I repaired wheelchairs for 10 years, and got cut. Now I drive for Doordash, Uber Eats, and Grubhub.
Roger on the toggle motion, makes sense. I'm comfortable with whatever you decide. You clearly know what you're looking at.
Might have to do some scripting.
I was so impressed with this, I showed my husband. He said "You know, most of the switch manufacturers have downloadable CAD models." He pointed me to Digi-Key. There must be millions of products there. You can select by type and filter your selection by those that have CAD models. I selected toggle switches and there were over 14,000 that have CAD models. I picked one at random. The CAD file format was STP (STEP file). My husband says that is the standard CAD exchange format "everybody" uses. (He is an electrical engineer.) A Google search shows that there are converters from STP to OBJ, but I didn't try any. You would have to read the limitations on use of the models, if you want to go that route.
Oh, I’ve spent a considerable amount of time on Digikey, but my electronics tinkering days ended shortly before I started doing anything with 3D, so I never had any use for the CAD files. I have the whole suite of Autodesk programs, so I could do my own conversion if necessary. Even so, I’m having fun modeling these myself, and I’m learning a lot in the process. Even if it would be both legally and ethically ok to use those CAD models to create Daz products, it wouldn’t feel like mine.
I figured out a smarter way to model the threads, which let me get the poly count down to 25K and change, which I think is acceptable. Bump and normal mapping weren’t doing the job, and displacement requires a pretty dense mesh, which would have defeated the purpose anyway. I may try bumps and normals for the knurling, or maybe I’ll find a better way to model them.
Kablammo.
Wheeeeeee
Bravo!
I gots some switches!
Weird thing, though. I can't select the Bat switch or the long paddle version in the viewport, only in the scene tab. I can select the short paddle in the viewport. Very odd.

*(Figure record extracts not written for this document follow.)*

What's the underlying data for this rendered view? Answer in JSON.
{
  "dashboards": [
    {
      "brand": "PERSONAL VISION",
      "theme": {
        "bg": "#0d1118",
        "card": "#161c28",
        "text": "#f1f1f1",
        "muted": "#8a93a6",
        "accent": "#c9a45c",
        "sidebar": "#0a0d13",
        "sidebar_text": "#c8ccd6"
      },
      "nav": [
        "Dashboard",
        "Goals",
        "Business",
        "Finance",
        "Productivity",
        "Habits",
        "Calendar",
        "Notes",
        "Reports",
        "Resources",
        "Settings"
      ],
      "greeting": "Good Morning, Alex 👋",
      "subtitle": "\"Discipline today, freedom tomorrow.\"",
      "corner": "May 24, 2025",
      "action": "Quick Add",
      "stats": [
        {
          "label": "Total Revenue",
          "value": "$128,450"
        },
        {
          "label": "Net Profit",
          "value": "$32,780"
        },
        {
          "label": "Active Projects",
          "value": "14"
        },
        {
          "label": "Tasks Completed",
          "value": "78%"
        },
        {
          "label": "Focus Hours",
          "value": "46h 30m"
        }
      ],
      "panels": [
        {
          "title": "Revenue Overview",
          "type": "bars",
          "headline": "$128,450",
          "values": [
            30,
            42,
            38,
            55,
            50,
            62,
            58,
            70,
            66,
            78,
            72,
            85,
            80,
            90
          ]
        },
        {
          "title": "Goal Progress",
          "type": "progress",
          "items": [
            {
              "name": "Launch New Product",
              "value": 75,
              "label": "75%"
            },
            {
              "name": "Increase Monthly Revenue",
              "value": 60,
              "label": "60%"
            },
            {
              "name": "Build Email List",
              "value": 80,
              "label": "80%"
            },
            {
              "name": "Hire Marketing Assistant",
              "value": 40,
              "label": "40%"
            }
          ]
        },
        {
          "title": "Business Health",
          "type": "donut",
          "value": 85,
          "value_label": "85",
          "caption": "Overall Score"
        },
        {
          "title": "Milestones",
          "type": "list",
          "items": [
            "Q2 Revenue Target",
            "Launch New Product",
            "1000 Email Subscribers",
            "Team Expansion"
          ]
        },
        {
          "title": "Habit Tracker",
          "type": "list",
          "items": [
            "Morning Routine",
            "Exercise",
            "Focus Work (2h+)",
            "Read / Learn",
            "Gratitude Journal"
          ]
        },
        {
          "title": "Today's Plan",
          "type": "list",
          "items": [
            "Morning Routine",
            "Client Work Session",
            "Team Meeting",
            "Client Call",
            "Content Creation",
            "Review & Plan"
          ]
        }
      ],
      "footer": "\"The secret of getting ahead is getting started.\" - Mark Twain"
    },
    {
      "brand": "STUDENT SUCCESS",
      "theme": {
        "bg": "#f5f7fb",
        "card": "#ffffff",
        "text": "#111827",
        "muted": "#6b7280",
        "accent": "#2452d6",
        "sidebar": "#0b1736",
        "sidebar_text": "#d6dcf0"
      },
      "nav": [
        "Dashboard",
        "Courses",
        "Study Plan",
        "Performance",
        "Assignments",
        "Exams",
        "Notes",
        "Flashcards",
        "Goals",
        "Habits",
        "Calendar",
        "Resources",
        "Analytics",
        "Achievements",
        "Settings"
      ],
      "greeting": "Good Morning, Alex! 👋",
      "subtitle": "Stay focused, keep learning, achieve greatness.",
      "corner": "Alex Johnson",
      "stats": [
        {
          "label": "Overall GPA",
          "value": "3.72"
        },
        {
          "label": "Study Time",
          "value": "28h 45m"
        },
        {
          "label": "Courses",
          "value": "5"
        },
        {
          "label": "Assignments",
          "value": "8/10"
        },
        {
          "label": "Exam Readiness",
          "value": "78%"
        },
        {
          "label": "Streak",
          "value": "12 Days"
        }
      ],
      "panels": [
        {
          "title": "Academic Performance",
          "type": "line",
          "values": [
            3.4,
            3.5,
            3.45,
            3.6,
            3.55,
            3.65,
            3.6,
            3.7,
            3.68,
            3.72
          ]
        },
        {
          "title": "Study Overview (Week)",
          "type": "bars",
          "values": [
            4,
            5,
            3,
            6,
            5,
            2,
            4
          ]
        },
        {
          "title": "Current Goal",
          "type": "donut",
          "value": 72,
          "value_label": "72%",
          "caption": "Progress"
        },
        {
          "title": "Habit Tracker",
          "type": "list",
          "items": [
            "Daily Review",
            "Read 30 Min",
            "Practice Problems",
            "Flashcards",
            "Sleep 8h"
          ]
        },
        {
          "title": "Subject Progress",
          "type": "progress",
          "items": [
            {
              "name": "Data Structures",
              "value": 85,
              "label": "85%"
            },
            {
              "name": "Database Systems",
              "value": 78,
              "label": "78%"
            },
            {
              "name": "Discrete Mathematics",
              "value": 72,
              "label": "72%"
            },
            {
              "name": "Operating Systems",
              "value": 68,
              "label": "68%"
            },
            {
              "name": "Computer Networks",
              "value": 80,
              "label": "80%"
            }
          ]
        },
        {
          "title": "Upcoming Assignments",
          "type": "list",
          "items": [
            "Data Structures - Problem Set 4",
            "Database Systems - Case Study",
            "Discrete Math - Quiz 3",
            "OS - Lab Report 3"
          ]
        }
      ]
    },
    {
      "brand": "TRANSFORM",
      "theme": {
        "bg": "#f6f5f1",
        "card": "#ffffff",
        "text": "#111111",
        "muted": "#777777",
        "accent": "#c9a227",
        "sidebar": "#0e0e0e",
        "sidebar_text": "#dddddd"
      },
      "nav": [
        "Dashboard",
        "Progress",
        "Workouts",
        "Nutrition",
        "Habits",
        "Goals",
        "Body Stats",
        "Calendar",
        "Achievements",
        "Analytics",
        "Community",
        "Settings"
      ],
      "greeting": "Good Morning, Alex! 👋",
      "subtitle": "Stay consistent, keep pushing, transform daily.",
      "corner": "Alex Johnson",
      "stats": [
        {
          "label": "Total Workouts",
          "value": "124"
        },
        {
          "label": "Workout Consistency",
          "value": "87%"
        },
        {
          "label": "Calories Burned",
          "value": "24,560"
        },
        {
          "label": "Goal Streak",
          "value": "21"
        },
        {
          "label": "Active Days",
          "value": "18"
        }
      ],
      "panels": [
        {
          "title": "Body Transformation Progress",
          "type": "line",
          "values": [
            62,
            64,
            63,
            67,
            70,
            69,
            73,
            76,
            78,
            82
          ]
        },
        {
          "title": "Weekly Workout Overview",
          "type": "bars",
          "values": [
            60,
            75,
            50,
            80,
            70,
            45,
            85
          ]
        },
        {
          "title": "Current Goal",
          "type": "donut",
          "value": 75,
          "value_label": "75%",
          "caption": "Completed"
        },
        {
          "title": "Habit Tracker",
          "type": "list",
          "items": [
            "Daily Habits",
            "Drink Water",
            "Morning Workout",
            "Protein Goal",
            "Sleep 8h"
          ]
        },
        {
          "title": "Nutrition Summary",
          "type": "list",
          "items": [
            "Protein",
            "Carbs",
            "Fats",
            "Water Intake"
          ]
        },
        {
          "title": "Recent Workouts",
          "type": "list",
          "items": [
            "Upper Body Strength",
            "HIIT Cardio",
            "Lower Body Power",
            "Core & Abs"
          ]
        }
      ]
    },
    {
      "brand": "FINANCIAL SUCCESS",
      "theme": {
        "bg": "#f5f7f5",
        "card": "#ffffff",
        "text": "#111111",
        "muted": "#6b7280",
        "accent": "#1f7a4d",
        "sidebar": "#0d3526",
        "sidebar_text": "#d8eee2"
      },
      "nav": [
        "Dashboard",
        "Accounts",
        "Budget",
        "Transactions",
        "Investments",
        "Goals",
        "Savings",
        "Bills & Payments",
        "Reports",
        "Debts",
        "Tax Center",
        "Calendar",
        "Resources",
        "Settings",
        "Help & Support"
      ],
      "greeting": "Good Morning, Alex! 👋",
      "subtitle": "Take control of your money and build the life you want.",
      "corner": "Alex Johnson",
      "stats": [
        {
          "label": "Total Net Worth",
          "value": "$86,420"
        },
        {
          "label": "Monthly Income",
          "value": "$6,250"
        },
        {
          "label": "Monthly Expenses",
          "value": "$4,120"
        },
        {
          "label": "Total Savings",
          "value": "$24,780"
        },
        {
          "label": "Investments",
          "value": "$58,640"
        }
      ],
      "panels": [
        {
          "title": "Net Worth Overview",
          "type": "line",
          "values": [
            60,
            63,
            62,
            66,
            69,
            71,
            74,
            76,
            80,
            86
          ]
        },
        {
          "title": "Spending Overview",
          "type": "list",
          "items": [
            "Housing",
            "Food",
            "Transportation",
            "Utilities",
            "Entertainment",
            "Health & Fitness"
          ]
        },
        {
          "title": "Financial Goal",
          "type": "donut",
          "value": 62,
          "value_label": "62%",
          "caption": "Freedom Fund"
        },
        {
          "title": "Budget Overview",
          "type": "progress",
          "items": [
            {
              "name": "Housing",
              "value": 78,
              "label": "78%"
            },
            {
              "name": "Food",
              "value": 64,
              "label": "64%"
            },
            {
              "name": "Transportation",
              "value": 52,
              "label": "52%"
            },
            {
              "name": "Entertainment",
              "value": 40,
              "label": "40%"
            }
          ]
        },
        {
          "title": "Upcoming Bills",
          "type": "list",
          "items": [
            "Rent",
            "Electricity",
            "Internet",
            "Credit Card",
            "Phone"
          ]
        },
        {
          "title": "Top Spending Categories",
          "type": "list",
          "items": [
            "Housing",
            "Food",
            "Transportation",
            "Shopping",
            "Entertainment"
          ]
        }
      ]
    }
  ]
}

I'd like to do something for you in return. The only thing I really have to offer is web space. I lease a server, so if you need some free web space to do with what you like, let me know and we can go email.
Not at the moment, thank you, but I'll keep your offer in mind. I'm also rendering out a preview of something else.
Even more strangely, when you select it in the viewport, it goes to the (hidden) root bone rather than the root node, which means you don't see any parameters. I'm investigating.
Lol, you are like a dog with several hundred bones.
I've figured out how to at least partially solve the problem. In the meantime,
Coolness!
What am I missing? I'm thinking rotary switches next.
Wow, you're on a roll!
I'm sure there are many you're missing.
No pressure! :)
That was really more a way of asking what I should do next. Anyway, I've finished a 7-position chicken head rotary knob.
Hey I'm more than happy with the first switch! I'm more curious to see what you'll come up with next.